August 4, 2010
Farmers markets improve access to the freshest possible fruits and vegetables while providing direct market farmers with an important source of income. To celebrate the bountiful services they provide, the USDA has declared August 1-7, 2010 as National Farmers Market Week.
As USDA Secretary, Tom Vilsack declared, “farmers markets play a key role in developing local and regional food systems, support family farms, revitalize local communities, provide important outlets for producers and the opportunity for farmers and consumers to interact.” He continued, “The USDA strongly supports farmers markets and other direct-to-consumer marketing activities for agricultural producers.”

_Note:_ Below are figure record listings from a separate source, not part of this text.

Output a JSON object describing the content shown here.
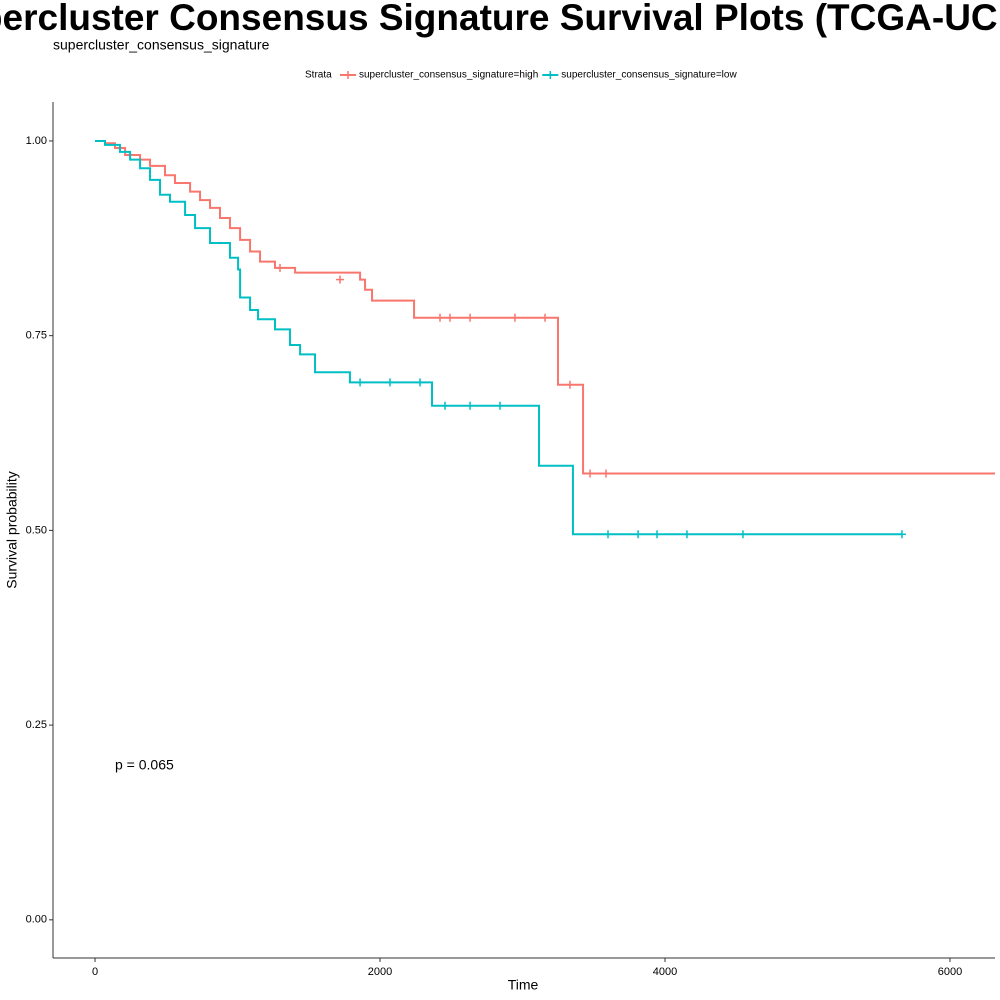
{
  "chart_data": {
    "type": "step",
    "title": "Supercluster Consensus Signature Survival Plots (TCGA-UCEC)",
    "subtitle": "supercluster_consensus_signature",
    "x_label": "Time",
    "y_label": "Survival probability",
    "legend_title": "Strata",
    "legend_position": "top",
    "annotation": "p = 0.065",
    "xlim": [
      -295,
      6316
    ],
    "xticks": [
      0,
      2000,
      4000,
      6000
    ],
    "ylim": [
      -0.049,
      1.05
    ],
    "yticks": [
      {
        "value": 0,
        "label": "0.00"
      },
      {
        "value": 0.25,
        "label": "0.25"
      },
      {
        "value": 0.5,
        "label": "0.50"
      },
      {
        "value": 0.75,
        "label": "0.75"
      },
      {
        "value": 1,
        "label": "1.00"
      }
    ],
    "grid": false,
    "series": [
      {
        "name": "supercluster_consensus_signature=high",
        "color": "#F8766D",
        "x": [
          0,
          70,
          140,
          211,
          316,
          386,
          491,
          561,
          667,
          737,
          807,
          877,
          947,
          1018,
          1088,
          1158,
          1263,
          1404,
          1860,
          1895,
          1944,
          2239,
          3249,
          3425,
          6316
        ],
        "values": [
          1,
          0.997,
          0.991,
          0.982,
          0.976,
          0.968,
          0.956,
          0.946,
          0.935,
          0.924,
          0.914,
          0.901,
          0.888,
          0.873,
          0.858,
          0.845,
          0.837,
          0.831,
          0.822,
          0.809,
          0.795,
          0.773,
          0.687,
          0.573,
          0.573
        ],
        "censor_times": [
          1298,
          1719,
          2421,
          2491,
          2632,
          2947,
          3158,
          3333,
          3474,
          3586
        ],
        "censor_values": [
          0.837,
          0.822,
          0.773,
          0.773,
          0.773,
          0.773,
          0.773,
          0.687,
          0.573,
          0.573
        ]
      },
      {
        "name": "supercluster_consensus_signature=low",
        "color": "#00BFC4",
        "x": [
          0,
          70,
          175,
          246,
          316,
          386,
          456,
          526,
          632,
          702,
          807,
          947,
          1004,
          1018,
          1088,
          1144,
          1263,
          1368,
          1439,
          1544,
          1789,
          2365,
          3116,
          3354,
          5663
        ],
        "values": [
          1,
          0.995,
          0.986,
          0.976,
          0.965,
          0.95,
          0.931,
          0.922,
          0.905,
          0.888,
          0.869,
          0.85,
          0.835,
          0.799,
          0.783,
          0.771,
          0.758,
          0.738,
          0.726,
          0.703,
          0.69,
          0.66,
          0.583,
          0.495,
          0.495
        ],
        "censor_times": [
          1860,
          2070,
          2281,
          2456,
          2632,
          2842,
          3600,
          3811,
          3944,
          4154,
          4547,
          5663
        ],
        "censor_values": [
          0.69,
          0.69,
          0.69,
          0.66,
          0.66,
          0.66,
          0.495,
          0.495,
          0.495,
          0.495,
          0.495,
          0.495
        ]
      }
    ]
  }
}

The USDA’s Agriculture Marketing Service began tracking the number of farmers markets in 1994 and found that they have multiplied continuously in the last two decades, with the number increasing by 16 percent in the last year alone.
The Midwest has seen the greatest surge in the number of farmers markets, with Missouri and Minnesota leading the way. The number of year-round markets has also increased, improving winter-time access to local and regional foods. Of the 6,132 farmers markets nationwide, 886 of them continue through the winter.
However, amidst all the momentum for fresh fruits and vegetables and local and regional food systems, critics point to charges of elitism often associated with the prevalence of farmers markets in higher income neighborhoods.
Both the public and non-profit sectors have stepped up to the plate to improve access to the healthy, local foods offered at farmers markets. The 2008 Farm Bill authorized a stipulation to the Farmers Market Promotion Program (FMPP) requiring a minimum of 10 percent of the program funds be allocated to foster the use of SNAP (formerly food stamps) and Women’s Infants and Children (WIC) benefits at farmers markets.
Two recent publications also address this issue. The USDA and the Project for Public Spaces published the “SNAP at Farmers Markets: A How To Handbook” and the Community Food Security Coalition and The Farmers Market Coalition published the “Real Food, Real Choice; Connecting SNAP Recipients with Farmers Markets” guide, both intended to facilitate SNAP purchases at farmers markets.
NSAC has continuously spoken out for direct marketing options for farmers. NSAC developed and championed the creation and funding of the Farmers Market Promotion Program (FMPP) in the last two farm bills to help foster growth of farmers markets, community supported agriculture (CSAs) and other direct marketing channels.
Categories: Grants and Programs, Local & Regional Food Systems
I didn’t realize that last week was National Farmers Market Week. I work on a community web site focused on the views and voices of the rural Northwest, and our bloggers write about rural topics including farmers markets, local food systems, and small town economies. Teresa Roark of Oregon Rural Action recently wrote a blog post examining the benefits of SNAP and the positive impact the program has on local economic activity (http://ripplenw.org/authors/27/posts/169). Hopefully the assistance provided to local economies, while putting healthy, local foods within reach of low-income community members, will be a step toward economic recovery for individual communities and the nation as a whole.